The tax cuts that occurred during George W. Bush’s terms in the White House were intended to stimulate economic growth through what is known as ‘supply side economics’. According to James, D. Gwartney of the Library of Economics and Liberty, increases in taxes reduce the economic output or supply of economic incentive. The result, according to groups such as the Heritage Foundation, is smaller tax receipts than had taxes been reduced.

Bush era tax cuts subscribed to the belief a free market with lower tax had within itself the capacity to generate national wealth. Following the Economic Growth and Tax Reconciliation Act of 2001 and the Jobs Growth and Tax Relief Reconciliation Act of 2003, federal tax receipts did not rise substantially until 2005 when tax receipts increased from $1.388 trillion to $2.153 trillion according to the Urban Institute’s and Brookings Institution Tax Policy Center. Since 1944, federal tax receipts have ranged between 14-21 percent of GDP, the same range held during the Bush era also according to the tax center.

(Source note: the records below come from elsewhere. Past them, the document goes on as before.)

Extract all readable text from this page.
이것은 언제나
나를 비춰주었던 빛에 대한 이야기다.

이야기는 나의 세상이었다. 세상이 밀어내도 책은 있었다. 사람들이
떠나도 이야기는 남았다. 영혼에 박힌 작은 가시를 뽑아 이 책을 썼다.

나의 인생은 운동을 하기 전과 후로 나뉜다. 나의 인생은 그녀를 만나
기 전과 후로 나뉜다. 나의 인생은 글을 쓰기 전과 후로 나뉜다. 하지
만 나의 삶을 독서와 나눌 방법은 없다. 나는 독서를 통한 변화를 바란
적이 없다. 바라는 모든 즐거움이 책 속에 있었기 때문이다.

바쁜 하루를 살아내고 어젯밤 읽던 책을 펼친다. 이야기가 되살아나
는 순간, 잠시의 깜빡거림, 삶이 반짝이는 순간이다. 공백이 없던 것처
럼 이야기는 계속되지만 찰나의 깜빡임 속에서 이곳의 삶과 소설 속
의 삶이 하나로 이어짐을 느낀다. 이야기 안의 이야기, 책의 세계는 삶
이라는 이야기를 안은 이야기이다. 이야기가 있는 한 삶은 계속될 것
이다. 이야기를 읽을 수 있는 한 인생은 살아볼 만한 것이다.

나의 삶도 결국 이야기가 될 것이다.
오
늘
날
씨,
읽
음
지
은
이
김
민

According to a Cato Institute report by Chris Edwards, several types of tax cuts were instituted during the terms of President George Bush. Edwards claims the 2001 tax law lowered individual income tax across all income levels, in addition to gradually reducing estate taxes and increasing the child tax credit. Moreover, Edwards refers to the Stimulus Tax Cut bill of 2002 as a measure to increase business income. The 2003 tax legislation aimed successfully reduced dividend taxes by 20 percent and the top income level of capital gains tax by 5 percent.

Although several Bush era tax cuts were sought to be permanent, expiration dates on the provisions were set to occur between 2008-2010. However, when President Barak Obama signed the Tax Relief, Unemployment Insurance Reauthorization, and Job Creation Act of 2010, the Bush era tax cuts were given new life and extended. For example, the Accounting firm Cherry, Baekaert and Holland report that the child tax credit, long-term capital gains tax, dividend tax rates and  income tax had all been extended by two years.

Tax policy is a hotly debated issue, and the Bush era tax cuts are no exception. Analysts from both sides of the political spectrum have substantiated and arrived at  conclusions supporting different levels of taxation. To illustrate, the Center for Budget and Policy Priorities determined the U.S. deficit as a percent of Gross Domestic Product (GDP) would have been 2.6 percent smaller had the Bush tax cuts not been implemented.  Yet, to the contrary, in 2007 the Heritage Foundation, claimed the Bush tax cuts did not substantially reduce tax revenues, led to a larger tax burden on the rich and an increased economic growth by more than 100 percent or double that of 2003.